Life has become the starting point for a new generation of chemical factories in the express name of environmental protection. What could go wrong? Nothing, at least for the time being, according to Tom Knight.

5.1 Six Reasons It Could Go Wrong

We might be forgiven for thinking that, since synthetic biology is, for now, mostly a contained endeavour, environmental concerns can be postponed. But, first of all, things leak. Human error made Chernobyl explode and could easily let synbios escape. Genes and microbes are not radiation but in a sense are worse, since life grows and multiplies.

The second reason is that once the tools have been developed, the knowledge has spread and public distrust has been won over, nothing but an act of God can stop a rogue biology major from unleashing society’s worst nightmares.

Thirdly, these synbiobeings need fuel and that comes from the environment. Usually sugar cane is used as the source, but sugar cane plantations are notorious for human rights abuses, large scale monocultures, agrochemical dependency, excessive water consumption and profound biodiversity impacts. This footprint is not noted on Amyris’s website.

The fourth reason: there is a subtle conceptual warping of human ethos when technologies become the go-to solution for human-made problems, as if the issues become less critical since we have powerful tools to figure out solutions. Why care for the planet when you can board a ship and leave for Mars? Of course, Mars is no planet B.

Fifthly, once technological applications become widespread and foster significant economic activity, they will not be easily stopped or changed, even when the negative impact is duly acknowledged. This has happened dozens of times in the last hundred years, according to the EEA report.
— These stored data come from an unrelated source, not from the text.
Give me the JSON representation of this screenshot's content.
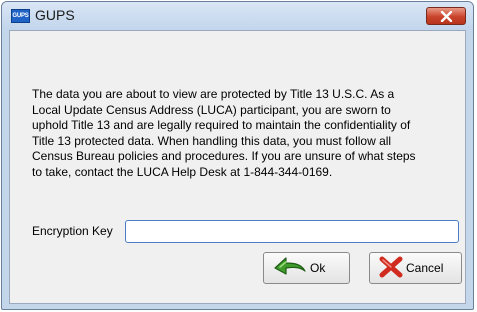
{
  "window": {
    "title": "GUPS",
    "app_icon_text": "GUPS",
    "app_icon": "gups-app-icon",
    "close_icon": "close-icon"
  },
  "message": "The data you are about to view are protected by Title 13 U.S.C.  As a\nLocal Update Census Address (LUCA) participant, you are sworn to\nuphold Title 13 and are legally required to maintain the confidentiality of\nTitle 13 protected data. When handling this data, you must follow all\nCensus Bureau policies and procedures. If you are unsure of what steps\nto take, contact the LUCA Help Desk at 1-844-344-0169.",
  "encryption_key": {
    "label": "Encryption Key",
    "value": "",
    "placeholder": ""
  },
  "buttons": {
    "ok_label": "Ok",
    "ok_icon": "green-arrow-icon",
    "cancel_label": "Cancel",
    "cancel_icon": "red-x-icon"
  },
  "colors": {
    "titlebar": "#c2d5ec",
    "close_button": "#c9442b",
    "input_border": "#4a7fc7",
    "ok_arrow": "#3f9a2c",
    "cancel_x": "#d12a1f"
  }
}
The sixth and last reason is that people’s views of risk change. In 1975, at the Asilomar conference, scientists discussing what was then a frontier topic were concerned about the ramifications of genetic engineering and recommended containment be made a central tenet of any such endeavour. Alas, 20 years later, environmental release had become the norm. It is true that evaluations were carried out, technical opinions published and options legitimised. However, the underlying parallel evolution of what is generally acceptable cannot be denied.

The above six (non-systematic) issues regarding the currently non-existent environmental assessments for synthetic biology are good examples of how criteria LL3, LL6, BCLE3 and BCLE4 have not been adequately internalised, to the detriment of our common future.
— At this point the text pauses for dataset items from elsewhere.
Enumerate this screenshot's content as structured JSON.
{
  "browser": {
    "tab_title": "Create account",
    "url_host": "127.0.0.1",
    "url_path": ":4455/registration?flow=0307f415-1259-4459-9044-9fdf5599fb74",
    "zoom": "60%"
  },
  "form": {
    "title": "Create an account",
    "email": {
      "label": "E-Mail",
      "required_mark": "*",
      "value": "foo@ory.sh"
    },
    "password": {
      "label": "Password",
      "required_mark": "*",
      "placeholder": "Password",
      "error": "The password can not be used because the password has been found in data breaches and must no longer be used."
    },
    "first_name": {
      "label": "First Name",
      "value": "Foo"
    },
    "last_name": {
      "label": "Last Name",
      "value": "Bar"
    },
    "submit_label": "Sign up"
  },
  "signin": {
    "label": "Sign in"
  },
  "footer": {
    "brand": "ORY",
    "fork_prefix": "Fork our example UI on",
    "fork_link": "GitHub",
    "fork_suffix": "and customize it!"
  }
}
6 In Conclusion: More Solidarity, Less Corruption

Genetic engineering failed the test on all 20 counts. The examples detailed above are but that: examples. Many more could be expounded, space permitting. Of course, instances of good Earth keeping can also be found, but a nuclear bomb on an organic garden still returns a nuclear explosion.

Deeper reasons underlying most of the cases mentioned possibly range from misguided commitment to outright corruption: political, economic and the egocentric type. The fact that corruption is so prevalent (Transparency International 2021) speaks volumes about its power—and science/technology are not immune. So far society has been unable to come up with sufficient countermeasures.

Lawmakers, at least those that would rather their grandchildren lived, would do well to mandate a systematic review of technologies of concern under the 20 criteria discussed here. But one more criterion is in order: that of solidarity. As Pope Francis notes in the Laudato Si' plea for integral ecology, solidarity is key. Without it we are condemned to heartless individualism and ultimate failure as a species. In fact, it can be argued that estrangement lies at the center of what separates us from our common future.

How these 20+1 ideas could become mandatory central pillars of environmental protection to help us home in on the path to a common sustainable future is not at all obvious. The fact remains that this is a matter of urgency, as sustainability is simultaneously non-negotiable and, right now, non-existent—at least as it pertains to genetic engineering.